Choosing prior kernel functions requires domain knowledge.
Extensions to non-exchangeable data (such as time series) require conditional Bayesian quadrature.
Integration with active/online conformal prediction (adaptive conformal) remains unexplored.
Bayesian quadrature in multivariate/high-dimensional settings is more challenging.
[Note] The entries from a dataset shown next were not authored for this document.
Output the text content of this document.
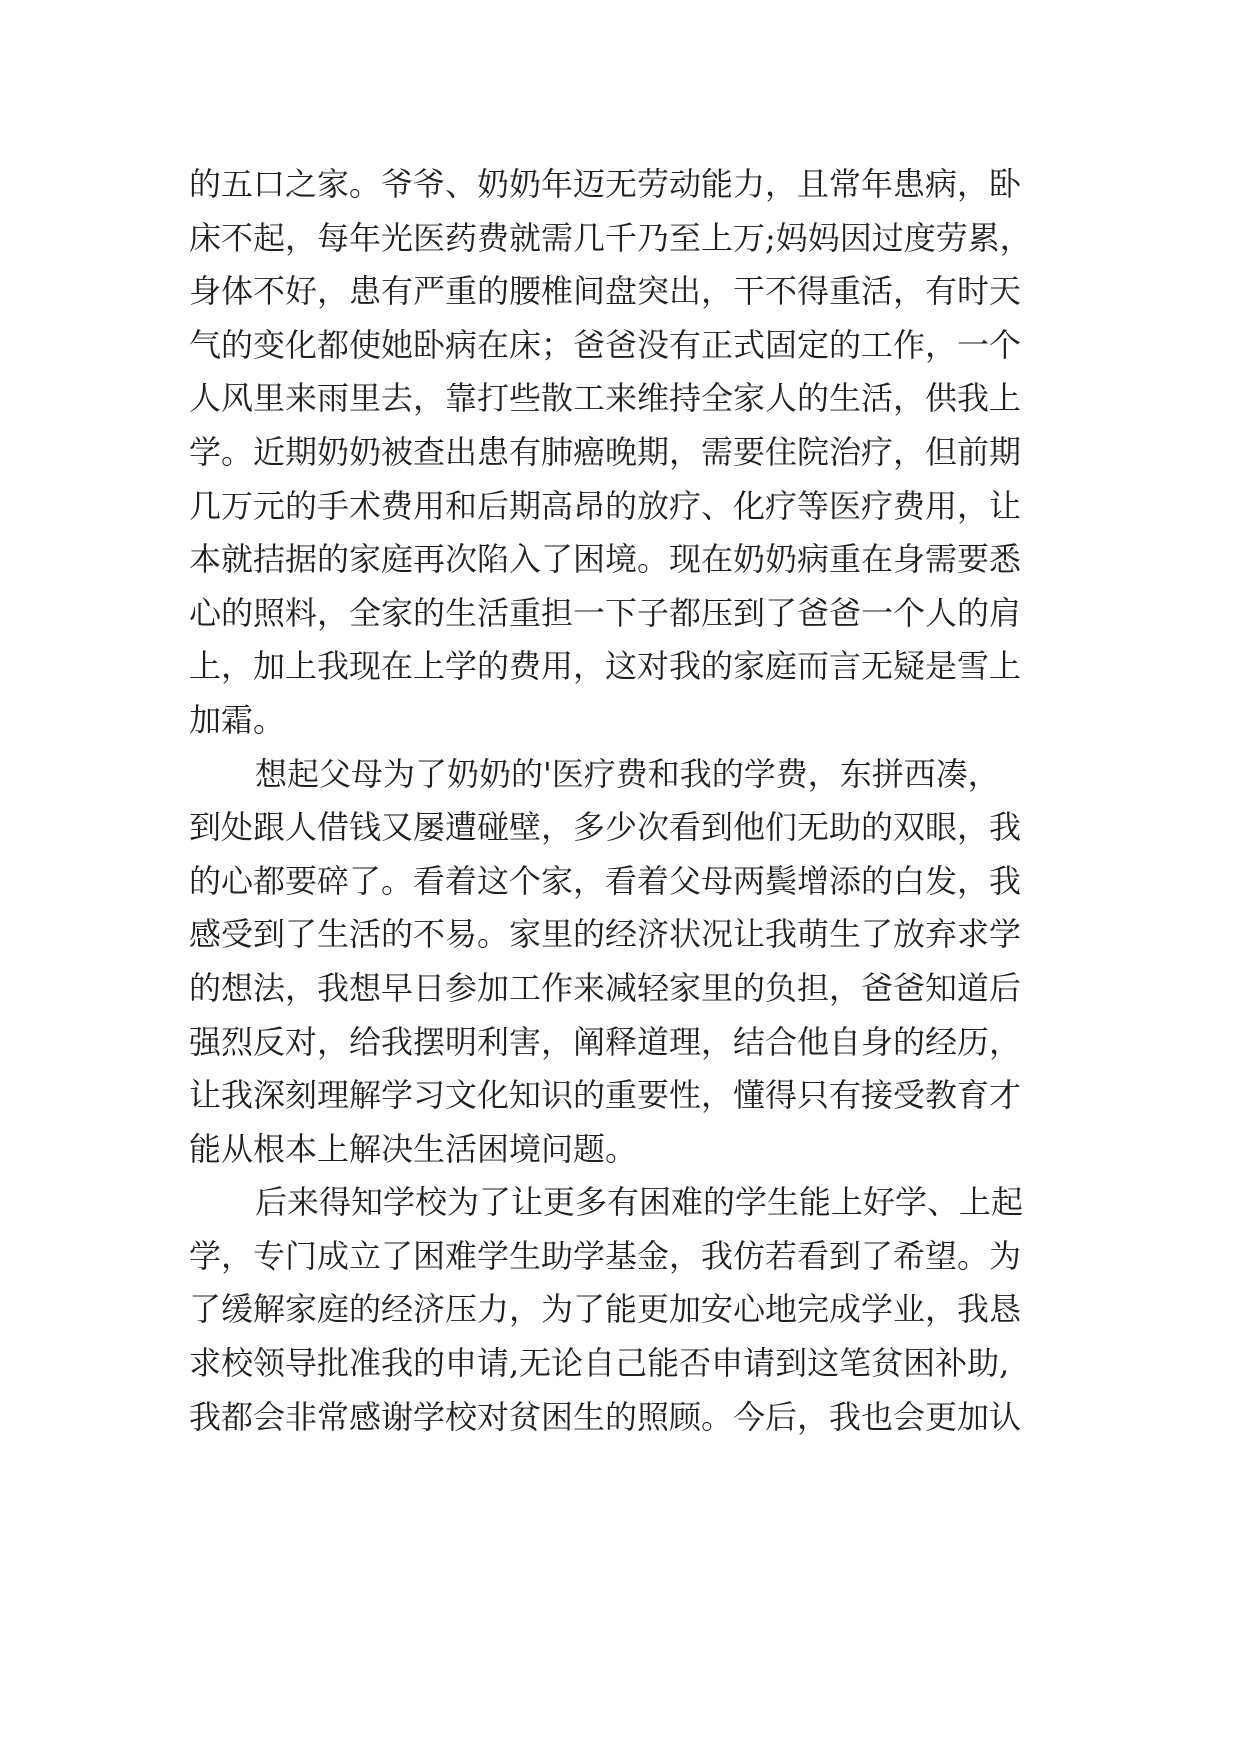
的五口之家。爷爷、奶奶年迈无劳动能力，且常年患病，卧
床不起，每年光医药费就需几千乃至上万;妈妈因过度劳累，
身体不好，患有严重的腰椎间盘突出，干不得重活，有时天
气的变化都使她卧病在床；爸爸没有正式固定的工作，一个
人风里来雨里去，靠打些散工来维持全家人的生活，供我上
学。近期奶奶被查出患有肺癌晚期，需要住院治疗，但前期
几万元的手术费用和后期高昂的放疗、化疗等医疗费用，让
本就拮据的家庭再次陷入了困境。现在奶奶病重在身需要悉
心的照料，全家的生活重担一下子都压到了爸爸一个人的肩
上，加上我现在上学的费用，这对我的家庭而言无疑是雪上
加霜。
想起父母为了奶奶的'医疗费和我的学费，东拼西凑，
到处跟人借钱又屡遭碰壁，多少次看到他们无助的双眼，我
的心都要碎了。看着这个家，看着父母两鬓增添的白发，我
感受到了生活的不易。家里的经济状况让我萌生了放弃求学
的想法，我想早日参加工作来减轻家里的负担，爸爸知道后
强烈反对，给我摆明利害，阐释道理，结合他自身的经历，
让我深刻理解学习文化知识的重要性，懂得只有接受教育才
能从根本上解决生活困境问题。
后来得知学校为了让更多有困难的学生能上好学、上起
学，专门成立了困难学生助学基金，我仿若看到了希望。为
了缓解家庭的经济压力，为了能更加安心地完成学业，我恳
求校领导批准我的申请,无论自己能否申请到这笔贫困补助,
我都会非常感谢学校对贫困生的照顾。今后，我也会更加认
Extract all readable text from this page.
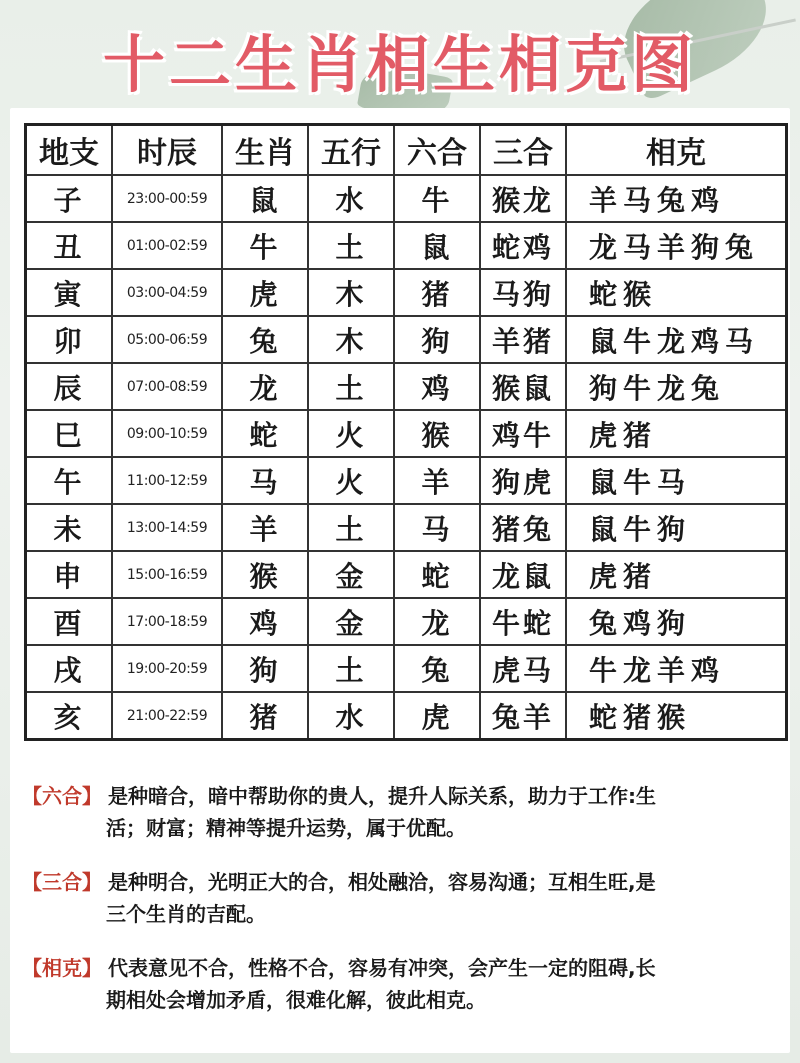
十二生肖相生相克图
地支	时辰	生肖	五行	六合	三合	相克
子	23:00-00:59	鼠	水	牛	猴龙	羊马兔鸡
丑	01:00-02:59	牛	土	鼠	蛇鸡	龙马羊狗兔
寅	03:00-04:59	虎	木	猪	马狗	蛇猴
卯	05:00-06:59	兔	木	狗	羊猪	鼠牛龙鸡马
辰	07:00-08:59	龙	土	鸡	猴鼠	狗牛龙兔
巳	09:00-10:59	蛇	火	猴	鸡牛	虎猪
午	11:00-12:59	马	火	羊	狗虎	鼠牛马
未	13:00-14:59	羊	土	马	猪兔	鼠牛狗
申	15:00-16:59	猴	金	蛇	龙鼠	虎猪
酉	17:00-18:59	鸡	金	龙	牛蛇	兔鸡狗
戌	19:00-20:59	狗	土	兔	虎马	牛龙羊鸡
亥	21:00-22:59	猪	水	虎	兔羊	蛇猪猴
【六合】 是种暗合，暗中帮助你的贵人，提升人际关系，助力于工作:生
活；财富；精神等提升运势，属于优配。
【三合】 是种明合，光明正大的合，相处融洽，容易沟通；互相生旺,是
三个生肖的吉配。
【相克】 代表意见不合，性格不合，容易有冲突，会产生一定的阻碍,长
期相处会增加矛盾，很难化解，彼此相克。
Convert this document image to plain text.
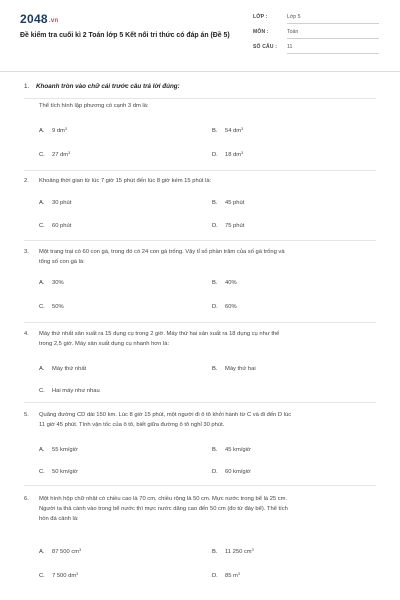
2048.vn
Đề kiểm tra cuối kì 2 Toán lớp 5 Kết nối tri thức có đáp án (Đề 5)
LỚP :	Lớp 5
MÔN :	Toán
SỐ CÂU : 11
1. Khoanh tròn vào chữ cái trước câu trả lời đúng:
Thể tích hình lập phương có cạnh 3 dm là:
A. 9 $dm^3$	B. 54 $dm^3$
C. 27 $dm^3$	D. 18 $dm^3$
2. Khoảng thời gian từ lúc 7 giờ 15 phút đến lúc 8 giờ kém 15 phút là:
A. 30 phút	B. 45 phút
C. 60 phút	D. 75 phút
3. Một trang trại có 60 con gà, trong đó có 24 con gà trống. Vậy tỉ số phần trăm của số gà trống và
tổng số con gà là:
A. 30%	B. 40%
C. 50%	D. 60%
4. Máy thứ nhất sản xuất ra 15 dụng cụ trong 2 giờ. Máy thứ hai sản xuất ra 18 dụng cụ như thế
trong 2,5 giờ. Máy sản xuất dụng cụ nhanh hơn là:
A. Máy thứ nhất	B. Máy thứ hai
C. Hai máy như nhau
5. Quãng đường CD dài 150 km. Lúc 8 giờ 15 phút, một người đi ô tô khởi hành từ C và đi đến D lúc
11 giờ 45 phút. Tính vận tốc của ô tô, biết giữa đường ô tô nghỉ 30 phút.
A. 55 km/giờ	B. 45 km/giờ
C. 50 km/giờ	D. 60 km/giờ
6. Một hình hộp chữ nhật có chiều cao là 70 cm, chiều rộng là 50 cm. Mực nước trong bể là 25 cm.
Người ta thả cánh vào trong bể nước thì mực nước dâng cao đến 50 cm (đo từ đáy bể). Thể tích
hòn đá cảnh là:
A. 87 500 $cm^3$	B. 11 250 $cm^3$
C. 7 500 $dm^3$	D. 85 $m^3$
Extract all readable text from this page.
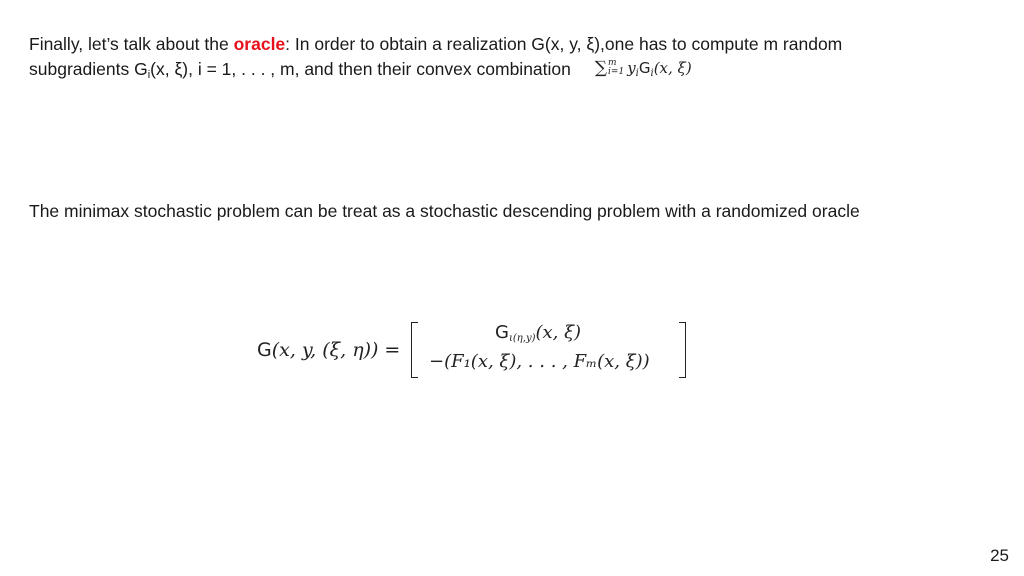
Finally, let’s talk about the oracle: In order to obtain a realization G(x, y, ξ),one has to compute m random
subgradients $G_i(x$, ξ), i = 1, . . . , m, and then their convex combination ∑ m
i=1 $y_iG_i(x$, ξ)

The minimax stochastic problem can be treat as a stochastic descending problem with a randomized oracle

G(x, y, (ξ, η)) =
$G_{\iota(\eta,y)}(x$, ξ)
−(F₁(x, ξ), . . . , Fₘ(x, ξ))
25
vs Standard Conformal Prediction: An upgrade from frequentist point estimation to Bayesian posterior distribution, equivalent when no prior is used.
vs Bayesian approaches to conformal: Previous Bayesian conformal methods typically modify the predictor, whereas this paper keeps the predictor as a black box and only modifies the calibration step.
vs Probabilistic Numerics: A new direction applying probabilistic numerical quadrature to statistical inference.
Insight: Frequentist methods can often be re-understood and naturally extended within a Bayesian framework—incorporating prior knowledge is merely optional rather than mandatory.

Rating¶

Novelty: ⭐⭐⭐⭐⭐ Unifying conformal prediction into the Bayesian quadrature framework is a profound theoretical contribution.
Experimental Thoroughness: ⭐⭐⭐⭐ Synthetic + real-world data, comparing multiple priors.
Writing Quality: ⭐⭐⭐⭐⭐ Elegant theory and highly intuitive.
Value: ⭐⭐⭐⭐⭐ Has a foundational impact on uncertainty quantification methodologies.